ChaCha20-Poly1305
ChaCha20-Poly1305 とは何ですか?
ChaCha20-Poly1305ChaCha20 ストリーム暗号と Poly1305 一回限り認証子を組み合わせた AEAD で、RFC 8439 で標準化され TLS 1.3 や WireGuard で採用される。
ChaCha20-Poly1305 は RFC 8439(RFC 7539 を廃止)で規定された AEAD 暗号です。ChaCha20 は Daniel J. Bernstein が設計した 256 ビット鍵の ARX 系ストリーム暗号で、96 ビット nonce と 32 ビットカウンタにより呼び出しごとに 512 ビットの鍵ストリームを生成します。Poly1305 は ChaCha20 の最初の鍵ストリームブロックから派生した鍵を用いる 128 ビットの一回限り MAC で、暗号文と関連データを認証します。AES-NI に依存しない純ソフトウェア実装でも定数時間かつ高速に動くため、Google は 2014 年に(Adam Langley が主導して)Chrome と Android へ導入し、AES ハードウェアを持たないモバイル端末を保護しました。これによりテーブル参照型 AES のキャッシュタイミングの弱点も回避できます。
現在では TLS 1.2 スイート(RFC 7905)、TLS 1.3 の必須スイート(RFC 8446)、QUIC(RFC 9001)、OpenSSH 6.5 以降の chacha20-poly1305@openssh.com、OpenVPN、そしてすべての WireGuard データフレームで使われています。拡張 nonce 版の XChaCha20-Poly1305(192 ビット nonce、libsodium が普及させた)は、誕生日限界を気にせず nonce をランダムに選べます。

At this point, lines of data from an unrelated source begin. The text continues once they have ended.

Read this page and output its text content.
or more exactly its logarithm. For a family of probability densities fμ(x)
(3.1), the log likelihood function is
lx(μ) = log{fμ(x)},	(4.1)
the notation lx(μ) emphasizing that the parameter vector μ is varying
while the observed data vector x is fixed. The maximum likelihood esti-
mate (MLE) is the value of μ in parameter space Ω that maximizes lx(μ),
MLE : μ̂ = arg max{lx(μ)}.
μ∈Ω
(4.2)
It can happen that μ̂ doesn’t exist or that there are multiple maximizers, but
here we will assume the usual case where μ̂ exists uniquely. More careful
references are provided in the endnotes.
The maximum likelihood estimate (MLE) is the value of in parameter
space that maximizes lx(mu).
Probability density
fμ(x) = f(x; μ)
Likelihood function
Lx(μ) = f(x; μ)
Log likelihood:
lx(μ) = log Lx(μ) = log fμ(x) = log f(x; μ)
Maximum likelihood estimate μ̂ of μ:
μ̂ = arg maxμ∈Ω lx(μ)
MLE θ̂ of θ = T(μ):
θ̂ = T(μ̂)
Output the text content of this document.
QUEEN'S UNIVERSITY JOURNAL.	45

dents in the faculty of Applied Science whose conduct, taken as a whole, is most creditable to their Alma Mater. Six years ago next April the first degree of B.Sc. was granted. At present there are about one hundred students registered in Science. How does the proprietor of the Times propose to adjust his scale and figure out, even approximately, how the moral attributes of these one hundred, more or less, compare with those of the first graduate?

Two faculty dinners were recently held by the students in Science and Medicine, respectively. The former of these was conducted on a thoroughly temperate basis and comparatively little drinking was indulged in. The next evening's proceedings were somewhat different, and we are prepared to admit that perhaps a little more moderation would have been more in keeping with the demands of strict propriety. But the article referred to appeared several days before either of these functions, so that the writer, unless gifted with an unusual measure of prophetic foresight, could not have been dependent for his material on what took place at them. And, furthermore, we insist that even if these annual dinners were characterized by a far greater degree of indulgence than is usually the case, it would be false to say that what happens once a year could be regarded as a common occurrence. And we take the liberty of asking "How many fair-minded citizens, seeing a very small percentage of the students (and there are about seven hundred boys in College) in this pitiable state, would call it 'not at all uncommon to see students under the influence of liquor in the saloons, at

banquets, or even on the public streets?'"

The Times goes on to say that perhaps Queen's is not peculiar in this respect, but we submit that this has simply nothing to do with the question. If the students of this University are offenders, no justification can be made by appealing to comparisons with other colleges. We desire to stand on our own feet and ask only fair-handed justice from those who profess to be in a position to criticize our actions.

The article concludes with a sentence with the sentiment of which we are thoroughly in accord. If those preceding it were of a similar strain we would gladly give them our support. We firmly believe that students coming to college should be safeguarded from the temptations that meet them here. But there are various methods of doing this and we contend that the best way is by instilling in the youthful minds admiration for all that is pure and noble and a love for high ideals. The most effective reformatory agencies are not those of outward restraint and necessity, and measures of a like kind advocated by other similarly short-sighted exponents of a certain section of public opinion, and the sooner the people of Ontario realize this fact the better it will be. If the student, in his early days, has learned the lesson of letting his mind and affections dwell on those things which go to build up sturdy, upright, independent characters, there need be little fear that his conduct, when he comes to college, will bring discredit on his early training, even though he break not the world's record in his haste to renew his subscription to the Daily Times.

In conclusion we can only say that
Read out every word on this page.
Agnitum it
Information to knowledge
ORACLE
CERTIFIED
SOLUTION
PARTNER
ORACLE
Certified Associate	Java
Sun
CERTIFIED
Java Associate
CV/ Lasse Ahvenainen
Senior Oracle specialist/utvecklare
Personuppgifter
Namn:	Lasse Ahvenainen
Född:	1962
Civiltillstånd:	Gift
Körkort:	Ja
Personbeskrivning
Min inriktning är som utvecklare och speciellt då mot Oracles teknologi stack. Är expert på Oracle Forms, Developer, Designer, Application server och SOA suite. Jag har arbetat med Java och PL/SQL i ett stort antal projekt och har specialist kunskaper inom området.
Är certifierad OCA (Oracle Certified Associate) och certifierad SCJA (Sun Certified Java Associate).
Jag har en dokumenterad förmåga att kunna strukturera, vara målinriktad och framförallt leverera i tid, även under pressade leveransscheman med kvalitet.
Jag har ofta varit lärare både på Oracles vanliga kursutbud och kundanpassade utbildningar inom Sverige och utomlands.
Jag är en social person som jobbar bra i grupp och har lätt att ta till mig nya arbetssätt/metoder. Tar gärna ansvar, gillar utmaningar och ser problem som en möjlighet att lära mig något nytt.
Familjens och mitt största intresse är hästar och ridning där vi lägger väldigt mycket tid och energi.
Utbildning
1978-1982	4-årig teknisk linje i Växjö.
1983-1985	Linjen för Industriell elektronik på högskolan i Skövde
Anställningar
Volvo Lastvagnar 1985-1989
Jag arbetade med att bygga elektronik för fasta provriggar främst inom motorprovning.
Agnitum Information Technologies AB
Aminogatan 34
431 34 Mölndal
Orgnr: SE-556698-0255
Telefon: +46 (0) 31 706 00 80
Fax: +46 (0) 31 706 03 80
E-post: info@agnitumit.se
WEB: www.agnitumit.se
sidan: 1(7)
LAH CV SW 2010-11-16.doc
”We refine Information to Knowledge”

AES-GCM と同様、nonce 再利用は壊滅的です。同一鍵で nonce を繰り返すと 2 つの平文の XOR が漏れ、Poly1305 の鍵も露出してメッセージ偽造が可能になります。そのため実装は決定的なカウンタを用い、カウンタが一巡する前に鍵を更新します。
flowchart LR K[256 ビット鍵] --> CC[ChaCha20] N[96 ビット nonce] --> CC CC -->|ブロック 0| PK[Poly1305 一回限り鍵] CC -->|ブロック 1..n| KS[鍵ストリーム] P[平文] --> X((XOR)) KS --> X X --> CT[暗号文] AD[関連データ] --> PM[Poly1305 MAC] CT --> PM PK --> PM PM --> TAG[128 ビットタグ] CT --> OUT[暗号文 + タグ] TAG --> OUT
● 例
- 01
TLS 1.3 スイート TLS_CHACHA20_POLY1305_SHA256。
- 02
WireGuard のトンネルデータは ChaCha20-Poly1305 で暗号化される。
● よくある質問
ChaCha20-Poly1305 とは何ですか?
ChaCha20 ストリーム暗号と Poly1305 一回限り認証子を組み合わせた AEAD で、RFC 8439 で標準化され TLS 1.3 や WireGuard で採用される。 サイバーセキュリティの 暗号 カテゴリに属します。
ChaCha20-Poly1305 とはどういう意味ですか?
ChaCha20 ストリーム暗号と Poly1305 一回限り認証子を組み合わせた AEAD で、RFC 8439 で標準化され TLS 1.3 や WireGuard で採用される。
ChaCha20-Poly1305 からどのように防御しますか?
ChaCha20-Poly1305 に対する防御は通常、上記の定義で述べたとおり、技術的統制と運用上の実践を組み合わせます。
ChaCha20-Poly1305 の別名は何ですか?
一般的な別名: ChaCha20/Poly1305, RFC 8439, ChaPoly。